From January 20 with the shutdown of the Alcoa vats in San Cibrao, the workers, to whom the company promises that there will be no mass layoffs at least until 2026, will be trained and will do maintenance work until the restart of the activity in 2024.
From this Thursday, January 20th, Spain stops producing primary aluminum. The last plant where this material was manufactured, the one Alcoa has in San Cibrao (Cervo, Lugo), stops the electrolysis tanks. However, the production of secondary aluminum is maintained, from the re-melting process.
The measure is part of the agreement reached between the company and the workers after more than a year of conflict and frustrated sale negotiations. The workforce accepted the proposal, which represented a change in the multinational's strategy, with resignation. When they voted yes, they did so choosing between "a bad solution and a worse one", according to the works council president, José Antonio Zan.
The script twist was written at the end of November 2021. Alcoa had announced almost a year and a half earlier its intention to close the primary aluminum plant -in the same region it has another alumina plant. The talks opened with the mediation of the central government and the Xunta for the sale of the facilities to another producer failed again and again. The Minister of Industry, Reyes Maroto, did not hesitate to point the finger at the U.S.-based company as being responsible for the failure of the talks.
In the midst of continuous protests by the workers, the government's refusal to intervene in the plant and million-dollar claims - Alcoa was asked to return 34 million euros in subsidies that were linked to maintaining employment - the company proposed what it called a "medium-long term" solution: stop the vats - the heart of the factory - for two years and restart them in January 2024; maintain jobs and wages and not make a mass layoff at least until the end of 2025; and invest more than 60 million euros and set aside 31 million more for the restart of the activity. It did so after the Supreme Court confirmed that the employment regulation plan (ERE) it had proposed for more than 500 workers and with which it intended to stop the vats a year ago was null and void.
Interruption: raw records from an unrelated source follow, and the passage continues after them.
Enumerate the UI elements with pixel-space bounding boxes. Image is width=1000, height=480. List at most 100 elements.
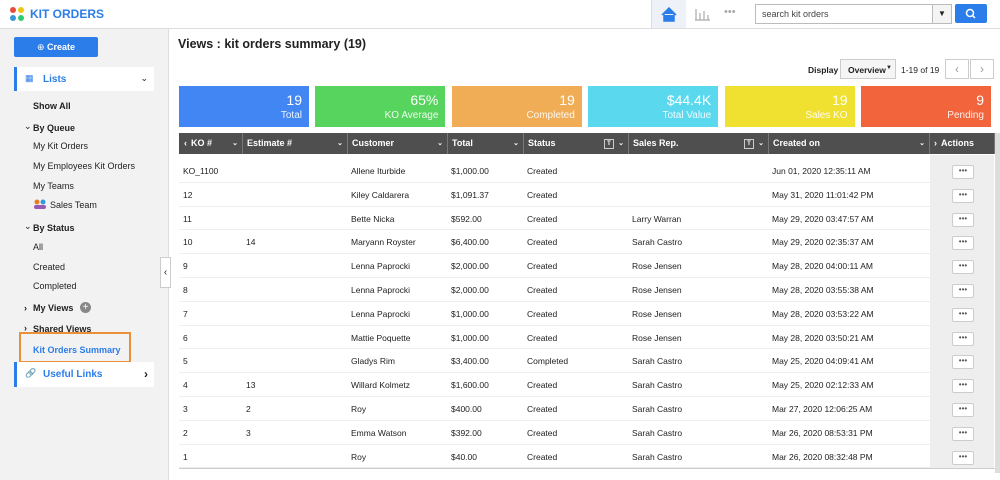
summary-card[interactable]: 19 Sales KO xyxy=(724,86,855,127)
card-value: 19 xyxy=(559,92,575,108)
table-cell: $1,091.37 xyxy=(451,189,489,200)
table-cell: 2 xyxy=(246,404,251,414)
menu-item[interactable]: All xyxy=(33,242,44,252)
table-cell: May 29, 2020 03:47:57 AM xyxy=(772,213,874,224)
create-button[interactable]: ⊕ Create xyxy=(14,37,98,57)
column-header[interactable]: › Actions xyxy=(930,133,995,154)
row-border xyxy=(179,443,930,445)
menu-item[interactable]: My Teams xyxy=(33,181,74,191)
search-input[interactable]: search kit orders xyxy=(755,4,934,24)
table-cell: 10 xyxy=(183,237,193,248)
summary-card[interactable]: 9 Pending xyxy=(861,86,991,127)
table-cell: $1,000.00 xyxy=(451,332,489,343)
row-action-button[interactable]: ••• xyxy=(952,307,974,322)
table-cell: $6,400.00 xyxy=(451,237,489,248)
useful-links[interactable]: 🔗 Useful Links › xyxy=(14,362,154,387)
menu-item[interactable]: Sales Team xyxy=(50,200,97,210)
summary-card[interactable]: 65% KO Average xyxy=(315,86,446,127)
column-header[interactable]: Total ⌄ xyxy=(448,133,524,154)
show-all[interactable]: Show All xyxy=(33,101,71,111)
menu-item[interactable]: My Kit Orders xyxy=(33,141,89,151)
sort-icon: ⌄ xyxy=(758,140,764,147)
row-action-button[interactable]: ••• xyxy=(952,331,974,346)
top-bar: KIT ORDERS ••• search kit orders ▼ xyxy=(0,0,1000,29)
table-cell: Created xyxy=(527,380,558,391)
table-cell: Kiley Caldarera xyxy=(351,189,410,200)
table-cell: Rose Jensen xyxy=(632,261,682,272)
column-header[interactable]: Estimate # ⌄ xyxy=(243,133,348,154)
column-header[interactable]: Status T ⌄ xyxy=(524,133,629,154)
column-title: Created on xyxy=(773,138,821,148)
menu-item-active[interactable]: Kit Orders Summary xyxy=(33,345,121,355)
lists-header[interactable]: ▦ Lists ⌄ xyxy=(14,67,154,91)
row-action-button[interactable]: ••• xyxy=(952,212,974,227)
table-cell: 13 xyxy=(246,380,256,391)
filter-icon: T xyxy=(744,139,754,149)
table-cell: 1 xyxy=(183,451,188,462)
table-cell: $2,000.00 xyxy=(451,285,489,295)
reports-tab[interactable] xyxy=(686,0,718,28)
row-action-button[interactable]: ••• xyxy=(952,284,974,298)
column-title: Estimate # xyxy=(247,138,293,148)
display-select[interactable]: Overview ▼ xyxy=(840,59,896,79)
table-cell: $40.00 xyxy=(451,451,477,462)
row-border xyxy=(179,229,930,231)
group-label[interactable]: Shared Views xyxy=(33,324,92,334)
menu-item[interactable]: Created xyxy=(33,262,66,272)
search-placeholder: search kit orders xyxy=(762,9,829,19)
menu-item[interactable]: Completed xyxy=(33,281,77,291)
row-action-button[interactable]: ••• xyxy=(952,236,974,251)
column-header[interactable]: Created on ⌄ xyxy=(769,133,930,154)
row-action-button[interactable]: ••• xyxy=(952,165,974,179)
add-view-icon[interactable]: + xyxy=(80,302,91,313)
row-border xyxy=(179,372,930,374)
menu-item[interactable]: My Employees Kit Orders xyxy=(33,161,136,171)
prev-page[interactable]: ‹ xyxy=(945,59,969,79)
row-border xyxy=(179,253,930,255)
table-cell: Sarah Castro xyxy=(632,356,683,367)
summary-card[interactable]: 19 Total xyxy=(179,86,309,127)
row-border xyxy=(179,467,930,469)
group-label[interactable]: My Views xyxy=(33,303,74,313)
table-cell: Rose Jensen xyxy=(632,308,682,319)
card-label: Completed xyxy=(526,110,575,121)
lists-label: Lists xyxy=(43,74,67,85)
table-cell: May 28, 2020 04:00:11 AM xyxy=(772,261,873,272)
row-action-button[interactable]: ••• xyxy=(952,355,974,370)
row-action-button[interactable]: ••• xyxy=(952,188,974,203)
table-cell: 14 xyxy=(246,237,256,248)
table-cell: Created xyxy=(527,427,558,438)
search-dropdown[interactable]: ▼ xyxy=(932,4,952,24)
home-tab[interactable] xyxy=(651,0,686,28)
column-title: Actions xyxy=(941,138,975,148)
card-label: Pending xyxy=(947,110,984,121)
table-cell: Emma Watson xyxy=(351,427,407,438)
row-action-button[interactable]: ••• xyxy=(952,379,974,394)
summary-card[interactable]: 19 Completed xyxy=(451,86,582,127)
column-title: Status xyxy=(528,138,556,148)
table-cell: Sarah Castro xyxy=(632,404,683,414)
next-page[interactable]: › xyxy=(970,59,994,79)
row-action-button[interactable]: ••• xyxy=(952,426,974,441)
column-header[interactable]: ‹ KO # ⌄ xyxy=(180,133,243,154)
table-cell: Created xyxy=(527,166,558,176)
display-option: Overview xyxy=(848,65,886,75)
sort-icon: ⌄ xyxy=(437,140,443,147)
column-header[interactable]: Sales Rep. T ⌄ xyxy=(629,133,769,154)
search-button[interactable] xyxy=(955,4,987,23)
column-header[interactable]: Customer ⌄ xyxy=(348,133,448,154)
summary-card[interactable]: $44.4K Total Value xyxy=(588,86,719,127)
row-action-button[interactable]: ••• xyxy=(952,450,974,465)
table-cell: Lenna Paprocki xyxy=(351,261,411,272)
collapse-tab[interactable]: ‹ xyxy=(160,257,171,288)
more-tab[interactable]: ••• xyxy=(724,6,736,18)
group-label[interactable]: By Queue xyxy=(33,123,76,133)
row-border xyxy=(179,277,930,278)
useful-links-label: Useful Links xyxy=(43,369,103,380)
group-label[interactable]: By Status xyxy=(33,223,75,233)
table-cell: Mar 27, 2020 12:06:25 AM xyxy=(772,404,873,414)
row-action-button[interactable]: ••• xyxy=(952,260,974,275)
row-action-button[interactable]: ••• xyxy=(952,403,974,417)
table-cell: Sarah Castro xyxy=(632,451,683,462)
team-icon xyxy=(34,199,46,209)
The workforce accepted the deal because the other option could be closure and a new ERE, but took it as "a hard blow". Zan charges against the central government and the Xunta for the lack of alternatives. He especially reproaches the former for not offering a "competitive" energy price for the two years that the plant will be shut down. With its sights set on 2024, it is negotiating electricity supply agreements with renewable energy companies such as Greenalia and Capital Energy. Since Thursday, when the vats stop working, the workers will be dedicated to maintenance work and training. Starting up again in two years' time will be a "technically difficult" process, says the works council president. "Nobody is going home; 100% of the workforce will continue working," he stresses.
This same day, the second Alcoa situation monitoring committee is meeting, with representatives from the administrations, the workers and the company. Zan trusts that the company will specify how and when the investments announced for the plant will be made. After the first meeting after the agreement with the workers, both Minister Maroto and the economic vice-president of the Xunta, Francisco Conde, once again exchanged reproaches and neither of them showed satisfaction with the solution proposed. Conde even expressed doubts about Alcoa's commitment and said that there was no reason for "celebration" since the plant is facing a temporary stoppage of activity "if the company's promises are accepted".